Did he really drown in his bathtub in 1979 from the after-effects of the previous assassination attempt, or did the Stasi off him?
Dutschke also had had contact with the Moscow terror campaign. In 1967, he visited the publisher and terror coordinator Giangiacomo Feltrinelli in Milan. In addition to revolutionary movements in various Latin American countries, the publisher was also interested in the student revolts in Germany. He partially financed the famous Vietnam Congress in Berlin. He spoke with Dutschke about future actions, organization, and contacts. Gretchen Dutschke describes a family visit Feltrinelli made to Berlin, during which he delivered sticks of dynamite. After the assassination attempt on Dutschke, Feltrinelli offered him financial support and a stay in Carinthia to recover.

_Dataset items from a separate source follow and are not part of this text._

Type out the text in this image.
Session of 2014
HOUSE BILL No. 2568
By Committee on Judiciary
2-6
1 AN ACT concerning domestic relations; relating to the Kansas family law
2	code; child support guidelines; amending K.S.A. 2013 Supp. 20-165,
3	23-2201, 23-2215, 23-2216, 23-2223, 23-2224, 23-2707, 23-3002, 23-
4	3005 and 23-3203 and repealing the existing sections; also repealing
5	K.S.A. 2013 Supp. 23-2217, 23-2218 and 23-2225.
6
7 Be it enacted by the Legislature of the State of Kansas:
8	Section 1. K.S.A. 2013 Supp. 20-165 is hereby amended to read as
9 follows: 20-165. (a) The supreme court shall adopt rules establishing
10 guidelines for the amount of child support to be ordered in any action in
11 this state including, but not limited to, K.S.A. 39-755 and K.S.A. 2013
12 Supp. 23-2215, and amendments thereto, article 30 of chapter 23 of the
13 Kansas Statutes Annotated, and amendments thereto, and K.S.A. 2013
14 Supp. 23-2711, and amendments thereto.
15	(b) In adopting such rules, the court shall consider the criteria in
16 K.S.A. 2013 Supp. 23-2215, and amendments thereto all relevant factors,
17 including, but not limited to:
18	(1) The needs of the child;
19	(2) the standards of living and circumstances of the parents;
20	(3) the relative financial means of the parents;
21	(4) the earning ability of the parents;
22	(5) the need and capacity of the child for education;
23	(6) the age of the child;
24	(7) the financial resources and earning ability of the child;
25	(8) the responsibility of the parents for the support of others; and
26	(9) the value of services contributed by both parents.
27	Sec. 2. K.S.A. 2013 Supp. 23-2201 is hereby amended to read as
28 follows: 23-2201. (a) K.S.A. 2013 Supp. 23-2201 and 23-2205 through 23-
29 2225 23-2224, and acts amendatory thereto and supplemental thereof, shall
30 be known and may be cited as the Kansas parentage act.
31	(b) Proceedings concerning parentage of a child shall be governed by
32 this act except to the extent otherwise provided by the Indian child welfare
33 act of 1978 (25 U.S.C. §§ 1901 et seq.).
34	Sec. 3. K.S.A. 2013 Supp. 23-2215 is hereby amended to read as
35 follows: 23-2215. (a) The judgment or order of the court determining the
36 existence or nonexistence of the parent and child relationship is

Dutschke didn’t even actively participate in violence against property, although he helped prepare bomb attacks on a radio mast belonging to the American Forces Network and a ship carrying supplies for the US Army in Vietnam. Both attacks were never carried out.
As a terrorist, he was useless to the Stasi and the SED. At the same time, he surrounded himself with SED dissidents such as Havemann and Bahro. In February 1974, he even moderated a panel discussion on Solzhenitsyn and the Left, in which he advocated for human rights in the Soviet Union and the Eastern Bloc.
His untimely end came in his own bathtub.